Fino al 20/9 è di scena ad Arezzo il “Festival dello streetfood” (qui), fenomeno di moda che si presta anche a speculazioni e a facili entusiasmi. Occhio però a non perdere di vista la realtà: di cosa concretamente stiamo parlando?
Ho partecipato ieri ad Arezzo, come presidente dell’Associazione Stampa Enogastroagroalimentare Toscana (Aset), a un non affollatissimo ma interessante convegno sul cibo di strada organizzato nella città toscana a margine della tre giorni, aperta fino a domenica sera, dedicata allo streetfood dall’omonima associazione.
Grazie alla relazione di Stefano Marras, ricercatore associato presso l’Università di Milano Bicocca, ho scoperto ad esempio che perfino la Fao e l’Oms si occupano del fenomeno, tanto da fissarne i paletti: è cibo di strada, secondo le due organizzazioni, tutto ciò che sia prodotto artigianalmente in strada e/o sia consumato in strada. Definizione estensiva che ha fatto ovviamente discutere i presenti.
Ho scoperto anche, dal comunicato stampa, che nel corso degli eventi finora allestiti quest’anno sono stati consumati oltre 45 quintali di patate, oltre 20 mila piadine, 20 quintali di pesce, 10 mila arancine, 800 kg di Pane ca’ Meusa, 400 kg di panelle. Ancora 1.000 kg di paella, 40 quintali di carne argentina e altrettanti di lampredotto. Dalla Puglia sono arrivati più di 40 quintali di bombette e 700 sono i kg di lime per i cocktail “on the road”. Dall’Abruzzo oltre 100 mila arrosticini. Per finire 9.000 panzerotti baresi e 18 quintali di polipo per oltre 8 mila Pucce salentine. Cinquemila le spianate casentinesi con porcini e tartufo toscano, 450 i kg di Pastin, piatto di strada bellunese. Il tutto accompagnato da Birra StreetFood per oltre 9 mila litri.

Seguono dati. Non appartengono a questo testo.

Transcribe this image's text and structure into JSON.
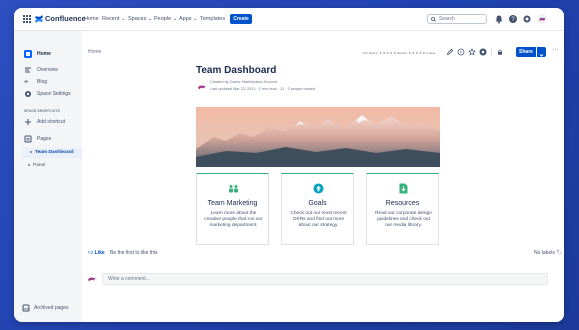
{
  "app": {
    "name": "Confluence"
  },
  "topnav": {
    "items": [
      "Home",
      "Recent",
      "Spaces",
      "People",
      "Apps",
      "Templates"
    ],
    "create_label": "Create",
    "search_placeholder": "Search"
  },
  "sidebar": {
    "items": [
      {
        "label": "Home",
        "icon": "space-icon"
      },
      {
        "label": "Overview",
        "icon": "overview-icon"
      },
      {
        "label": "Blog",
        "icon": "quote-icon"
      },
      {
        "label": "Space Settings",
        "icon": "gear-icon"
      }
    ],
    "shortcuts_title": "SPACE SHORTCUTS",
    "add_shortcut": "Add shortcut",
    "pages_label": "Pages",
    "tree": [
      "Team Dashboard",
      "Panel"
    ],
    "archived": "Archived pages"
  },
  "page": {
    "breadcrumb": "Home",
    "rating_text": "Your Rating: ★ ★ ★ ★ ★ Results: ★ ★ ★ ★ ★ 0 rates",
    "share_label": "Share",
    "title": "Team Dashboard",
    "created_by": "Created by Caelor Marketplace Account",
    "last_updated": "Last updated Mar 23, 2021 · 1 min read · 12 · 3 people viewed",
    "cards": [
      {
        "title": "Team Marketing",
        "desc": "Learn more about the creative people that run our marketing department.",
        "icon": "team-icon",
        "color": "#36b37e"
      },
      {
        "title": "Goals",
        "desc": "Check out our most recent OKRs and find out more about our strategy.",
        "icon": "upload-icon",
        "color": "#00a3bf"
      },
      {
        "title": "Resources",
        "desc": "Read our corporate design guidelines and check out our media library.",
        "icon": "download-doc-icon",
        "color": "#36b37e"
      }
    ],
    "like_label": "Like",
    "be_first": "Be the first to like this",
    "no_labels": "No labels",
    "comment_placeholder": "Write a comment..."
  },
  "colors": {
    "accent": "#0052cc",
    "green": "#36b37e",
    "teal": "#00a3bf",
    "background": "#2143b0"
  }
}
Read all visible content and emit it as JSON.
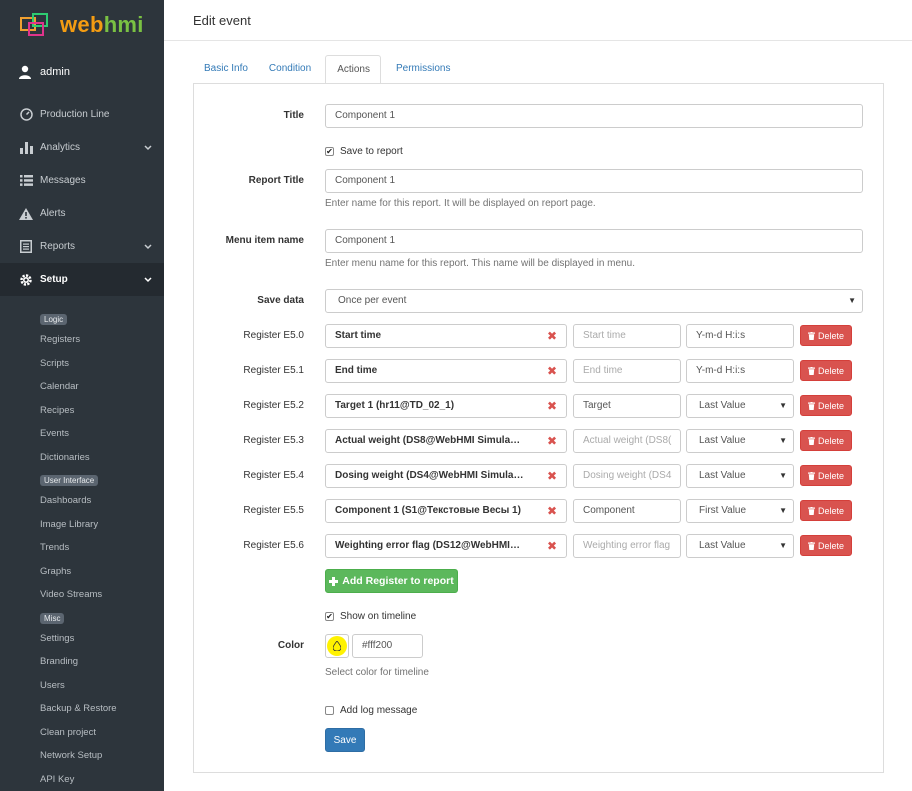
{
  "brand": {
    "part1": "web",
    "part2": "hmi"
  },
  "user": {
    "name": "admin"
  },
  "nav": [
    {
      "label": "Production Line",
      "icon": "dashboard-icon"
    },
    {
      "label": "Analytics",
      "icon": "bar-chart-icon"
    },
    {
      "label": "Messages",
      "icon": "list-icon"
    },
    {
      "label": "Alerts",
      "icon": "warning-icon"
    },
    {
      "label": "Reports",
      "icon": "report-icon"
    },
    {
      "label": "Setup",
      "icon": "gear-icon"
    }
  ],
  "submenu": {
    "logic_badge": "Logic",
    "logic": [
      "Registers",
      "Scripts",
      "Calendar",
      "Recipes",
      "Events",
      "Dictionaries"
    ],
    "ui_badge": "User Interface",
    "ui": [
      "Dashboards",
      "Image Library",
      "Trends",
      "Graphs",
      "Video Streams"
    ],
    "misc_badge": "Misc",
    "misc": [
      "Settings",
      "Branding",
      "Users",
      "Backup & Restore",
      "Clean project",
      "Network Setup",
      "API Key"
    ]
  },
  "page_title": "Edit event",
  "tabs": [
    "Basic Info",
    "Condition",
    "Actions",
    "Permissions"
  ],
  "form": {
    "title_label": "Title",
    "title_value": "Component 1",
    "save_to_report": "Save to report",
    "report_title_label": "Report Title",
    "report_title_value": "Component 1",
    "report_title_help": "Enter name for this report. It will be displayed on report page.",
    "menu_item_label": "Menu item name",
    "menu_item_value": "Component 1",
    "menu_item_help": "Enter menu name for this report. This name will be displayed in menu.",
    "save_data_label": "Save data",
    "save_data_value": "Once per event",
    "registers": [
      {
        "label": "Register E5.0",
        "register": "Start time",
        "name": "",
        "name_placeholder": "Start time",
        "type": "Y-m-d H:i:s",
        "type_is_select": false
      },
      {
        "label": "Register E5.1",
        "register": "End time",
        "name": "",
        "name_placeholder": "End time",
        "type": "Y-m-d H:i:s",
        "type_is_select": false
      },
      {
        "label": "Register E5.2",
        "register": "Target 1 (hr11@TD_02_1)",
        "name": "Target",
        "name_placeholder": "",
        "type": "Last Value",
        "type_is_select": true
      },
      {
        "label": "Register E5.3",
        "register": "Actual weight (DS8@WebHMI Simula…",
        "name": "",
        "name_placeholder": "Actual weight (DS8(",
        "type": "Last Value",
        "type_is_select": true
      },
      {
        "label": "Register E5.4",
        "register": "Dosing weight (DS4@WebHMI Simula…",
        "name": "",
        "name_placeholder": "Dosing weight (DS4",
        "type": "Last Value",
        "type_is_select": true
      },
      {
        "label": "Register E5.5",
        "register": "Component 1 (S1@Текстовые Весы 1)",
        "name": "Component",
        "name_placeholder": "",
        "type": "First Value",
        "type_is_select": true
      },
      {
        "label": "Register E5.6",
        "register": "Weighting error flag (DS12@WebHMI…",
        "name": "",
        "name_placeholder": "Weighting error flag",
        "type": "Last Value",
        "type_is_select": true
      }
    ],
    "delete_label": "Delete",
    "add_register_label": "Add Register to report",
    "show_on_timeline": "Show on timeline",
    "color_label": "Color",
    "color_value": "#fff200",
    "color_help": "Select color for timeline",
    "add_log_message": "Add log message",
    "save_label": "Save"
  },
  "colors": {
    "accent": "#337ab7",
    "danger": "#d9534f",
    "success": "#5cb85c",
    "sidebar": "#2d353c",
    "timeline": "#fff200"
  }
}
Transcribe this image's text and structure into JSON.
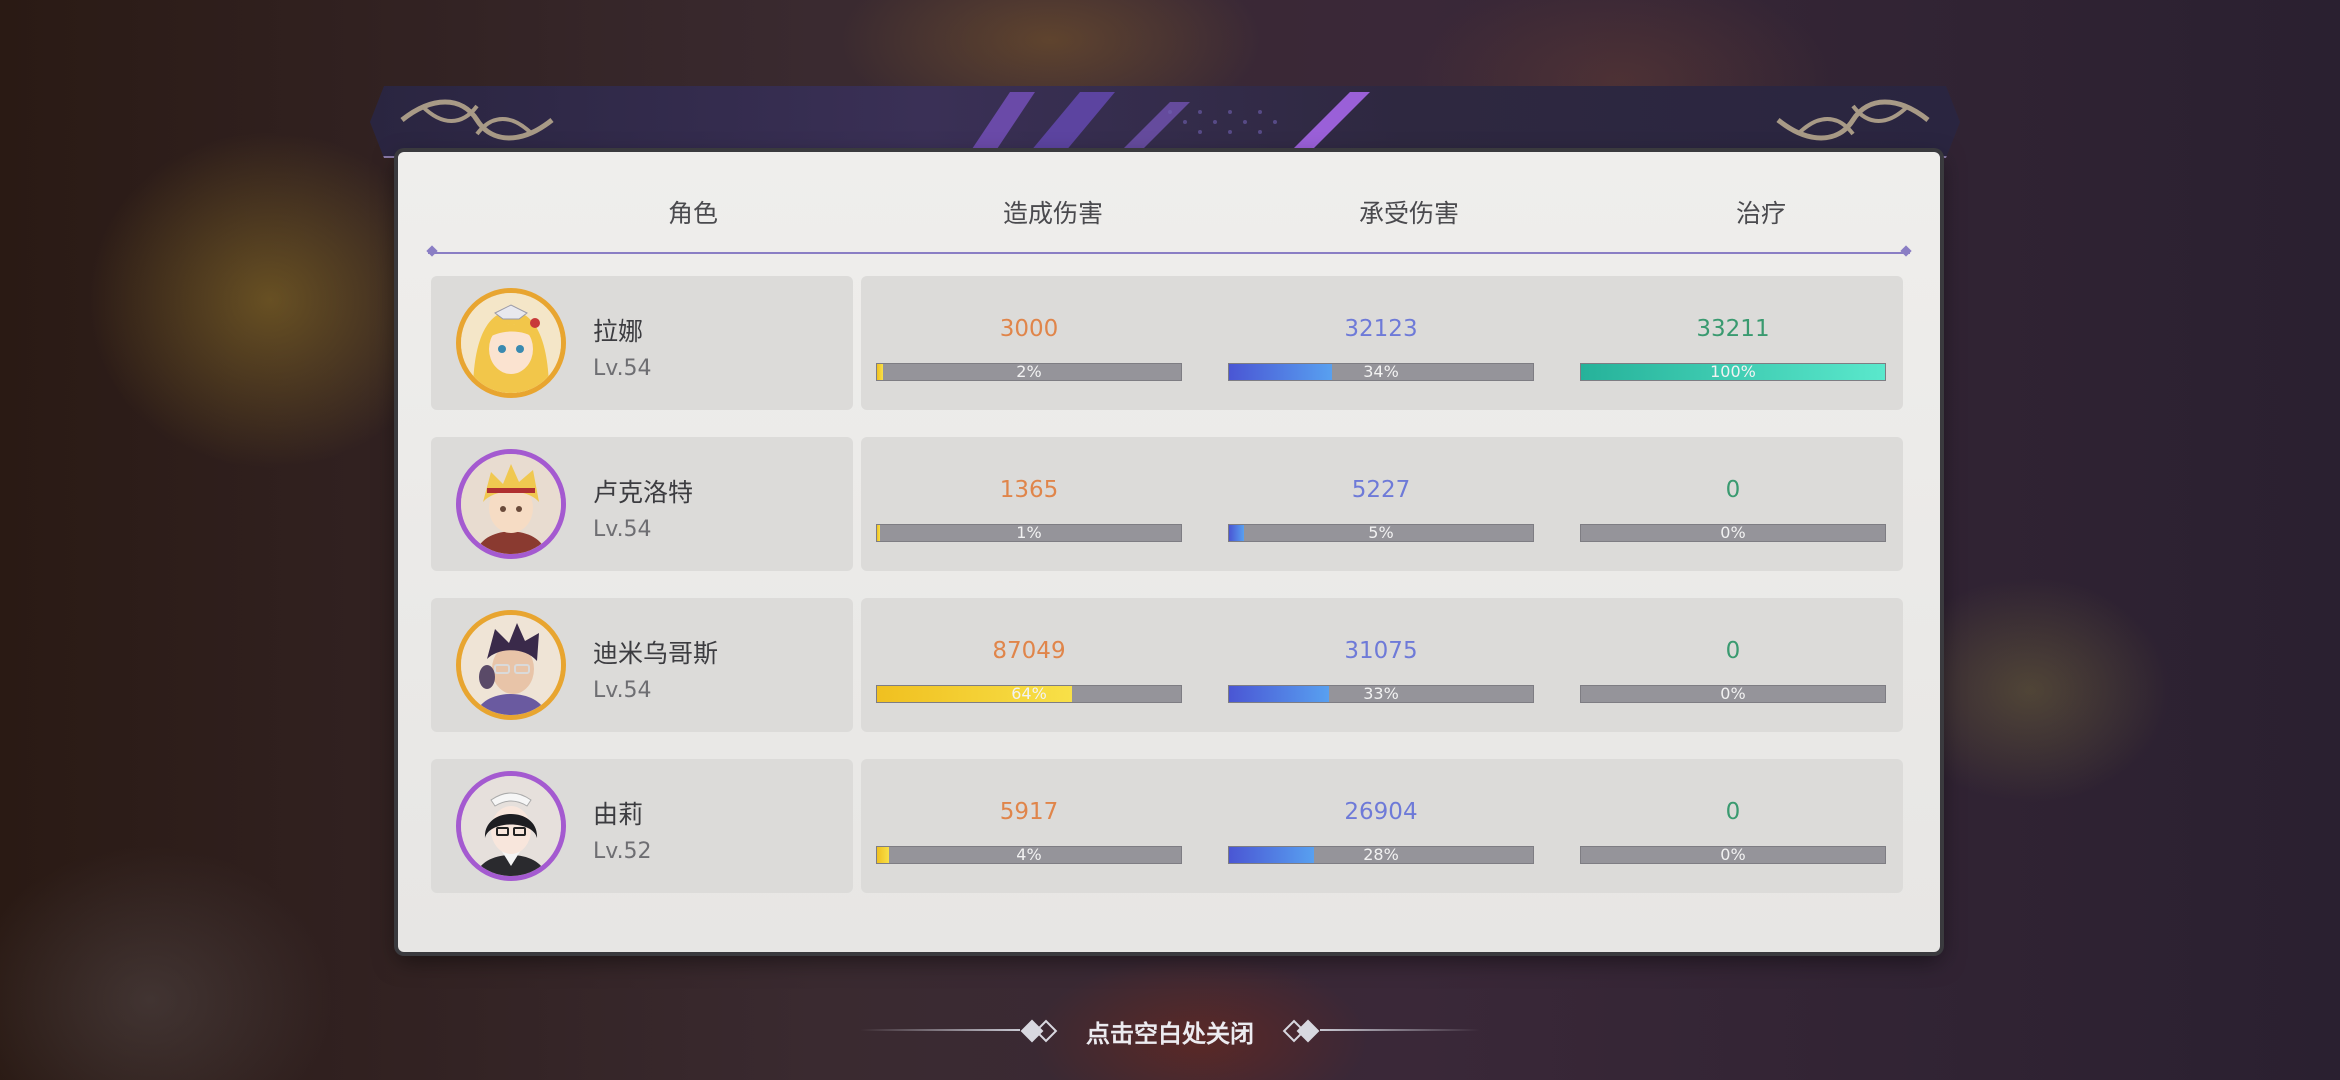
{
  "headers": {
    "character": "角色",
    "damage_dealt": "造成伤害",
    "damage_taken": "承受伤害",
    "healing": "治疗"
  },
  "rows": [
    {
      "name": "拉娜",
      "level": "Lv.54",
      "frame_color": "#e8a530",
      "damage_dealt": {
        "value": "3000",
        "percent": "2%",
        "fill": 0.02
      },
      "damage_taken": {
        "value": "32123",
        "percent": "34%",
        "fill": 0.34
      },
      "healing": {
        "value": "33211",
        "percent": "100%",
        "fill": 1.0
      }
    },
    {
      "name": "卢克洛特",
      "level": "Lv.54",
      "frame_color": "#a45ad0",
      "damage_dealt": {
        "value": "1365",
        "percent": "1%",
        "fill": 0.01
      },
      "damage_taken": {
        "value": "5227",
        "percent": "5%",
        "fill": 0.05
      },
      "healing": {
        "value": "0",
        "percent": "0%",
        "fill": 0
      }
    },
    {
      "name": "迪米乌哥斯",
      "level": "Lv.54",
      "frame_color": "#e8a530",
      "damage_dealt": {
        "value": "87049",
        "percent": "64%",
        "fill": 0.64
      },
      "damage_taken": {
        "value": "31075",
        "percent": "33%",
        "fill": 0.33
      },
      "healing": {
        "value": "0",
        "percent": "0%",
        "fill": 0
      }
    },
    {
      "name": "由莉",
      "level": "Lv.52",
      "frame_color": "#a45ad0",
      "damage_dealt": {
        "value": "5917",
        "percent": "4%",
        "fill": 0.04
      },
      "damage_taken": {
        "value": "26904",
        "percent": "28%",
        "fill": 0.28
      },
      "healing": {
        "value": "0",
        "percent": "0%",
        "fill": 0
      }
    }
  ],
  "close_hint": "点击空白处关闭"
}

Ho scoperto infine che il cibo di strada è oggetto di progetti Ue che mirano alla condivisione del sapere su scala comunitaria e puntano alla formazione degli addetti in un’ottica business oriented, nel tentativo di (ri)portare quest’attività fuori dalle secche semplicistiche che il successo, la moda e una certa faciloneria spesso inducono.
Alla fine dei conti, però, il nocciolo della questione mi è sembrato un altro. Quello concettuale.

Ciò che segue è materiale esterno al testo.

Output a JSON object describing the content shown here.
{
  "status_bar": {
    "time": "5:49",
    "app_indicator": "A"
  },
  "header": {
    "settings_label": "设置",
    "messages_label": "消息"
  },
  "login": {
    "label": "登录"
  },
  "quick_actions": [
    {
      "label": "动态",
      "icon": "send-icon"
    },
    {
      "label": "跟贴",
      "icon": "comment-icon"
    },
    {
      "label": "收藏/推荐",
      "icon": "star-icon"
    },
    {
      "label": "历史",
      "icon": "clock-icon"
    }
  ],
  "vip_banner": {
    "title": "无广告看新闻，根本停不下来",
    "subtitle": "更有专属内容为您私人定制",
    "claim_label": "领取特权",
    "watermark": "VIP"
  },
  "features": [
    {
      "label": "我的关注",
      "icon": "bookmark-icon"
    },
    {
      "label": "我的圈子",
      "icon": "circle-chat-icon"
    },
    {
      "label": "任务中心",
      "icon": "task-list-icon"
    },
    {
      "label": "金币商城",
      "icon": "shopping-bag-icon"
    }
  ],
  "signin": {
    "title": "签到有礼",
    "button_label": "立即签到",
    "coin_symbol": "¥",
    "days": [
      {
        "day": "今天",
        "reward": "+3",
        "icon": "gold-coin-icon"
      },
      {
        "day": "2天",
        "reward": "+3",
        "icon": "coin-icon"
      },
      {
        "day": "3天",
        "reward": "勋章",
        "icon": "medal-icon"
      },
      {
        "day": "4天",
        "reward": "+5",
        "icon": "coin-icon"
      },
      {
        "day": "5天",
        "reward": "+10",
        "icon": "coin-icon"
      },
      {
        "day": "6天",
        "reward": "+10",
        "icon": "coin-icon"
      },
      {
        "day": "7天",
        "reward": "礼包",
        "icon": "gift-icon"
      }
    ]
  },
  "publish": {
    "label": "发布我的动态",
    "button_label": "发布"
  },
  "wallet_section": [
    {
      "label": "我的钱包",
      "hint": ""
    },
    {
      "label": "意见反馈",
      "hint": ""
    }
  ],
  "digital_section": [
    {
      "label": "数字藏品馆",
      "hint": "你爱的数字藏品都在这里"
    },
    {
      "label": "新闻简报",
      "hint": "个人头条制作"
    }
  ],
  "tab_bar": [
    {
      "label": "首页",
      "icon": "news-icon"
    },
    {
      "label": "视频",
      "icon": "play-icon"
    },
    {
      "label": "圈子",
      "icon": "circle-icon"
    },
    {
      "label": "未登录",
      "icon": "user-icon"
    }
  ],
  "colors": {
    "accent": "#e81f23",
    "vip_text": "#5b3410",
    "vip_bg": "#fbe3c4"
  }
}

Ovvero: bisogna parlare di cibo “di” strada, cioè preparato, cotto e mangiato all’aperto, o “da” strada, cioè preparato e cotto altrove, ma assemblato e mangiato all’aperto? O addirittura di cibo “per” strada, cioè di una pietanza che, ovunqua sia cotta o preparata, è adatta al consumo open air?

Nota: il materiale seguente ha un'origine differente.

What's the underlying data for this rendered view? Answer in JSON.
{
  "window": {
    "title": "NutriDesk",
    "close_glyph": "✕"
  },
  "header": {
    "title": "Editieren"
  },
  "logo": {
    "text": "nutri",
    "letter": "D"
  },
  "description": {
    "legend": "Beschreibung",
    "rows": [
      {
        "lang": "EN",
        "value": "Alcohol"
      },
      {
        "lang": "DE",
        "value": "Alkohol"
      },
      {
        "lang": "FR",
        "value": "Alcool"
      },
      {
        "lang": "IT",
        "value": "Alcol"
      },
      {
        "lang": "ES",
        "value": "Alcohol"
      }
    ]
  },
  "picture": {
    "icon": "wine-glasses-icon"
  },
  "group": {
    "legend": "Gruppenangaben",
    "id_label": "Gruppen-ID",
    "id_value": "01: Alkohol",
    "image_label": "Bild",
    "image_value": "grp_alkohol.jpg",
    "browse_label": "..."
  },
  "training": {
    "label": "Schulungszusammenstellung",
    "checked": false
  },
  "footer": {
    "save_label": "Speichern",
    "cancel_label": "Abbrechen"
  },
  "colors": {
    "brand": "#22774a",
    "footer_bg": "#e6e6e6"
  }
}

Presa in sè, la domanda è ovviamente accademica.
Ma diventa terribilmente concreta se si torna sul terreno dei riconoscimenti formali, delle normative e degli interessi economici che essa fatalmente genera.
Anche perchè se chiunque è disposto a stracciarsi le vesti per la conservazione delle tradizioni gastronomiche, dei cibi antichi, delle produzioni di qualità e pertanto, a loro modo, anche espressioni di cultura, occorre aggiungere che non sempre un cibo è buono solo per il fatto di essere di (o da, o per) strada.
Anzi, l’esperienza estranea agli eventi gourmet e al mercato delle eccellenze dimostra spesso l’opposto.
E il fatto che anche chef famosi si stiano avvicinando al “genere” streetfood prova che, alle nostre latitudini, in questo settore è sempre minore la componente sociale e sempre maggiore quella edonistica. Il contrario esatto però di ciò che il cibo di strada rappresenta in ampie parti del pianeta: un modo economico e veloce di alimentarsi in un contesto in cui la strada è il mondo e non semplicemente un luogo da cui si transita.
Insomma, occhio alle banalizzazioni.